Top Eight Ways to Know You’ve Been Traveling Too Much

I had a pretty busy stretch of work-related travel over the past year.  To redeem the experience, I offer the top eight ways to know you’ve been doing too much work travel (top ten lists are so 2011):

1.  The airline names a plane after you.  No, I’m not that guy.  I did, however, qualify for Southwest’s highest frequent-flyer level, A-List Preferred, by March.  Let’s just say I made a few flights back and forth to Arizona in those three months.  Next up?  Qualifying for a companion pass on my next business trip.  Pretty sure that involves getting to sit up in the cockpit, take a turn at flying the plane — that sort of thing.

2.  Your kids forget your name.  Well, just about.  One morning as I was getting ready to head to the office, my two-year-old asked where I was going.  When I said I was going to work, she started bawling.  Turns out that my going “to work” had come to mean in her mind that I was heading out of town.

3.  The TSA agents know you.  Or, better yet, the ones you don’t know say things to you like, “This isn’t your first rodeo, is it?”  But seriously, having a TSA agent know you is fairly significant.  They either employ about 500 agents per airport (such that you never see the same ones twice), or they have a higher turnover rate than a goldfish tank.

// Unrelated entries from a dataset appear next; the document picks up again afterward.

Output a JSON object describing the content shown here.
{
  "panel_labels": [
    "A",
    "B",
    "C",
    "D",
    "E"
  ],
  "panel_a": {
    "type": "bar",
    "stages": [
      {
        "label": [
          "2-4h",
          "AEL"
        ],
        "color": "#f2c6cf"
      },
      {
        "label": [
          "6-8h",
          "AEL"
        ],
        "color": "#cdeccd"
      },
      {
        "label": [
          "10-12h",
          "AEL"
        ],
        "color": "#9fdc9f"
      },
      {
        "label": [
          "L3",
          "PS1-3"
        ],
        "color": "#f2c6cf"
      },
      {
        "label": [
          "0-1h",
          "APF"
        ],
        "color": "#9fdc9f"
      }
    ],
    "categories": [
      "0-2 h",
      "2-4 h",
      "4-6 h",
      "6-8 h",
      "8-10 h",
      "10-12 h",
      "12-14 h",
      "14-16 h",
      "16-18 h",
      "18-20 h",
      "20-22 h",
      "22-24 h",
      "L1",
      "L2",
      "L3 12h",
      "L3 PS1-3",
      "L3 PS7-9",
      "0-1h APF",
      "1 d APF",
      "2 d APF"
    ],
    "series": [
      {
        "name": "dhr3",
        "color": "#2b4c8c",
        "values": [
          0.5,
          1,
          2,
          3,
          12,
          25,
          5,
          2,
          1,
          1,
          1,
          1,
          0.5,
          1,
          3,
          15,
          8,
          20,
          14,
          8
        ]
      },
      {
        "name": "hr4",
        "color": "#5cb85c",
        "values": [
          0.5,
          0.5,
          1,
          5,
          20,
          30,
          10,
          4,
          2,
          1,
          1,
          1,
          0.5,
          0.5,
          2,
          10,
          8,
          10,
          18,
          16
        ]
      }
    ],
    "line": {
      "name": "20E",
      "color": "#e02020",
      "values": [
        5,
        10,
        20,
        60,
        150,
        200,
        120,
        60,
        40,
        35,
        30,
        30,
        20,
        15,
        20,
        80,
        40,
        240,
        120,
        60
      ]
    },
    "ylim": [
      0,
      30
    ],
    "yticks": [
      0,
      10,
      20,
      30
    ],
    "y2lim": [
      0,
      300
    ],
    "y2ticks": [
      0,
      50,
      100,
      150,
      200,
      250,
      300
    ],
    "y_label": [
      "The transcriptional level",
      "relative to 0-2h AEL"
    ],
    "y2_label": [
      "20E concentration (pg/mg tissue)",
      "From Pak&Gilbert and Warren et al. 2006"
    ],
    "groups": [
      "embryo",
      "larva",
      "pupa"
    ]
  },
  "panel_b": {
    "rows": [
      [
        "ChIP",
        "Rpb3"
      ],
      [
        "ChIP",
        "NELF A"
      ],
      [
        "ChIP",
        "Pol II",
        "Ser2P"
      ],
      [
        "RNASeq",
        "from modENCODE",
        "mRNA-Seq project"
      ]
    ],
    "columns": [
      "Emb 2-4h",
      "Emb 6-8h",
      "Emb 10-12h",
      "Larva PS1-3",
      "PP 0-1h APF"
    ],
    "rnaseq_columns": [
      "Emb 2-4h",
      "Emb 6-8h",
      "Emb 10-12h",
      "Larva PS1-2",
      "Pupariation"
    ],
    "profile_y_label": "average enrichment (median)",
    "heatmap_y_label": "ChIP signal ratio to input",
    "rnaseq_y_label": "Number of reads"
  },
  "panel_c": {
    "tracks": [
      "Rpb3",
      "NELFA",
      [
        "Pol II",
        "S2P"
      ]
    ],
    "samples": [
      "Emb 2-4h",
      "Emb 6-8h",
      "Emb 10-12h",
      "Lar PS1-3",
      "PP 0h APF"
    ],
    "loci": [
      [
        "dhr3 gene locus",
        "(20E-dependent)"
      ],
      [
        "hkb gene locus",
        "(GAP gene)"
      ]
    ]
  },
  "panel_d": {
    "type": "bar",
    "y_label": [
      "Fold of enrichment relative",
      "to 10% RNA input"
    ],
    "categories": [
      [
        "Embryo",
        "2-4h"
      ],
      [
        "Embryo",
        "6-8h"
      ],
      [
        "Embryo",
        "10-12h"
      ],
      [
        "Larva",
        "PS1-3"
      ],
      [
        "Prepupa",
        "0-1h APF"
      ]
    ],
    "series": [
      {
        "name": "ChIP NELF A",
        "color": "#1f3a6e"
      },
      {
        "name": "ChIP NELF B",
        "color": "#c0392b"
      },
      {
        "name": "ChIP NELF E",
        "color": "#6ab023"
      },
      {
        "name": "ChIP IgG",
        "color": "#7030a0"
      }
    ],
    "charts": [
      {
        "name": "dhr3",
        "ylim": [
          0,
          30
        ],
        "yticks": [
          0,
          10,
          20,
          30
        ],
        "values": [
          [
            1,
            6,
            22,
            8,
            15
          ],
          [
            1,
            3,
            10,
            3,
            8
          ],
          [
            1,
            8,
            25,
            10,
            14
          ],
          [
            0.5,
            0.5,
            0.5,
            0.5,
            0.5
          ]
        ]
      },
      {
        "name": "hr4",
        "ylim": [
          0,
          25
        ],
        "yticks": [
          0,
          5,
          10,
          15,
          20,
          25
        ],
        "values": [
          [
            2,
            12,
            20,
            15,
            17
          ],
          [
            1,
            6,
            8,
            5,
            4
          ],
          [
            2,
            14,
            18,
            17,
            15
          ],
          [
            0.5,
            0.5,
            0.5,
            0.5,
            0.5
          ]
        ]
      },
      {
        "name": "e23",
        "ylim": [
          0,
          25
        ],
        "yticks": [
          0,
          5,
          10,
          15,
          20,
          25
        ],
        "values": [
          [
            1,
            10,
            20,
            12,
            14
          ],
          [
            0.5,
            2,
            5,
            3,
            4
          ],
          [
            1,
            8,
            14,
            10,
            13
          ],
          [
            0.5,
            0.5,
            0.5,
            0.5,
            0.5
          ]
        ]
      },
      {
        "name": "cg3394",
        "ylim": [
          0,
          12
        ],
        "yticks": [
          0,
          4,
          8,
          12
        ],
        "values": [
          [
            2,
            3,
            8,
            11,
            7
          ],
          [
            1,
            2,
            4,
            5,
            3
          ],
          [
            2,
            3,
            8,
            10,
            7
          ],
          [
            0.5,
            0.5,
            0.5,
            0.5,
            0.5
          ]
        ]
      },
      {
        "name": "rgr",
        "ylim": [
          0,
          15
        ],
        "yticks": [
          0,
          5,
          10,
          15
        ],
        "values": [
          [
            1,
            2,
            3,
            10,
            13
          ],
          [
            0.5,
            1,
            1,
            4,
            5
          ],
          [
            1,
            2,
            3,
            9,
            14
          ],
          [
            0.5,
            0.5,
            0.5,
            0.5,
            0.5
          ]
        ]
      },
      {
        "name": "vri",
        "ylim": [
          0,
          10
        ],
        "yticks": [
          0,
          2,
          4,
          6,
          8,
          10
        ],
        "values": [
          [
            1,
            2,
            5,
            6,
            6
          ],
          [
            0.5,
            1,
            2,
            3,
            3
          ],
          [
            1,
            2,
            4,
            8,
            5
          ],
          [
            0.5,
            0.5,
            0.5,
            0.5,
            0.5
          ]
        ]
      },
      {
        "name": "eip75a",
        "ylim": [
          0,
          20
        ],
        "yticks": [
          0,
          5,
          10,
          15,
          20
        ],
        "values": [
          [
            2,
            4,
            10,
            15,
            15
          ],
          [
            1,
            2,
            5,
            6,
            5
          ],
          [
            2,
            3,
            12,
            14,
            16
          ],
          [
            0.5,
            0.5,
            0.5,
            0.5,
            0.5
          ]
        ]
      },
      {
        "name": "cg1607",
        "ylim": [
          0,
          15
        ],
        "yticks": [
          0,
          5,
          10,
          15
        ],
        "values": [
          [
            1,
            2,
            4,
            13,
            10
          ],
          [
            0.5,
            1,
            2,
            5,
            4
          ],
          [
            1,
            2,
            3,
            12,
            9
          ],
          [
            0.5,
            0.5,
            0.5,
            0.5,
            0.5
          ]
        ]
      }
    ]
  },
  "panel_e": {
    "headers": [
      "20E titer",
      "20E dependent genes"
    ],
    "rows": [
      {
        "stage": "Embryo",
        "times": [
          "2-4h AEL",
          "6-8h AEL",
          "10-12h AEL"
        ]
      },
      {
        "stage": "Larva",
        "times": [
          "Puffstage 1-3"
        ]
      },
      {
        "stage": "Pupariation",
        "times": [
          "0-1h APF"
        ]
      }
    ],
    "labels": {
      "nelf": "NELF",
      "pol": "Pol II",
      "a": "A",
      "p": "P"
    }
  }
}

4.  The hotel employees know you by name.  This one became a running joke for me and my colleagues.  No matter who was manning the front desk, they would greet me with, “Welcome back, Mr. Kennedy!”  And yet they acted as if my colleagues were there for the first time.  When one of them called a front desk employee on it, she stammered a bit and explained that she remembered me “because he walks by all the time . . .?”  (Everyone has to walk by the front desk on their way in and out of that hotel.)  On my next visit, the guy checking me in scoffed at my attempt to hand him my ID and credit card:  “Oh please, we don’t need that, Mr. Kennedy.”  Or, as my colleague heard it, “Your money’s no good here, Mr. Kennedy!”

5.  The Starbucks barista knows your order.  The guy at the downtown Phoenix Starbucks not only knew my order, but he greeted me in line with, “Hey, Shawn!”  Which led to more grief because there was no such greeting for my colleagues.  Whatever, they’re just jealous of my Starbucks cred.

6.  You’re a security ninja.  You know how they have separate security lines for experienced travelers, ordinary travelers, and families flying with children?  Those are all for rookies.  Security ninjas make the experienced travelers look like me flying with my five kids (which isn’t pretty).  And we ninjas have precious little patience for people that clog up the security line by doing things like “forgetting” the water bottle in their purse.

7.  You’re a scheduling savant.  I made the flight between Orange County and Phoenix so many times, I had the schedule memorized.  My colleagues and I had some stirring conversations about the periodic schedule changes:  “Can you believe they dropped the 5:15 flight??”  And we were like Rain Man when it came to changing flights at the last minute.  “Five minutes to find a cab, 12 minutes to the airport at this time of day, 15 minutes to charge through the airport and get through security, and two minutes to the gate.  We can make it — book it!”

8.  You know the way of the early boarders.  Unless I switched onto a flight at the last minute, I almost always was one of the first few people to check in for my Southwest flights.  My colleagues and I took special pride in being able to say things like, “I was A1 for both flights!”  But with great position comes great peril.  The middle seats in those first few rows are awfully tempting to the middle-of-the-packers.  Avoiding eye contact only works for so long before some brave soul blurts out, “Is anyone sitting there?”  Um, no.  “Mind if I do?”  Um, yes, fat dude with big elbows.  Yes, I do mind.

So there you have it.  If you see yourself in any of these, you might want to ease back on the work travel a bit.  If you don’t see yourself in any of these and you happen to see me in the second row on that next flight, just keep right on walking.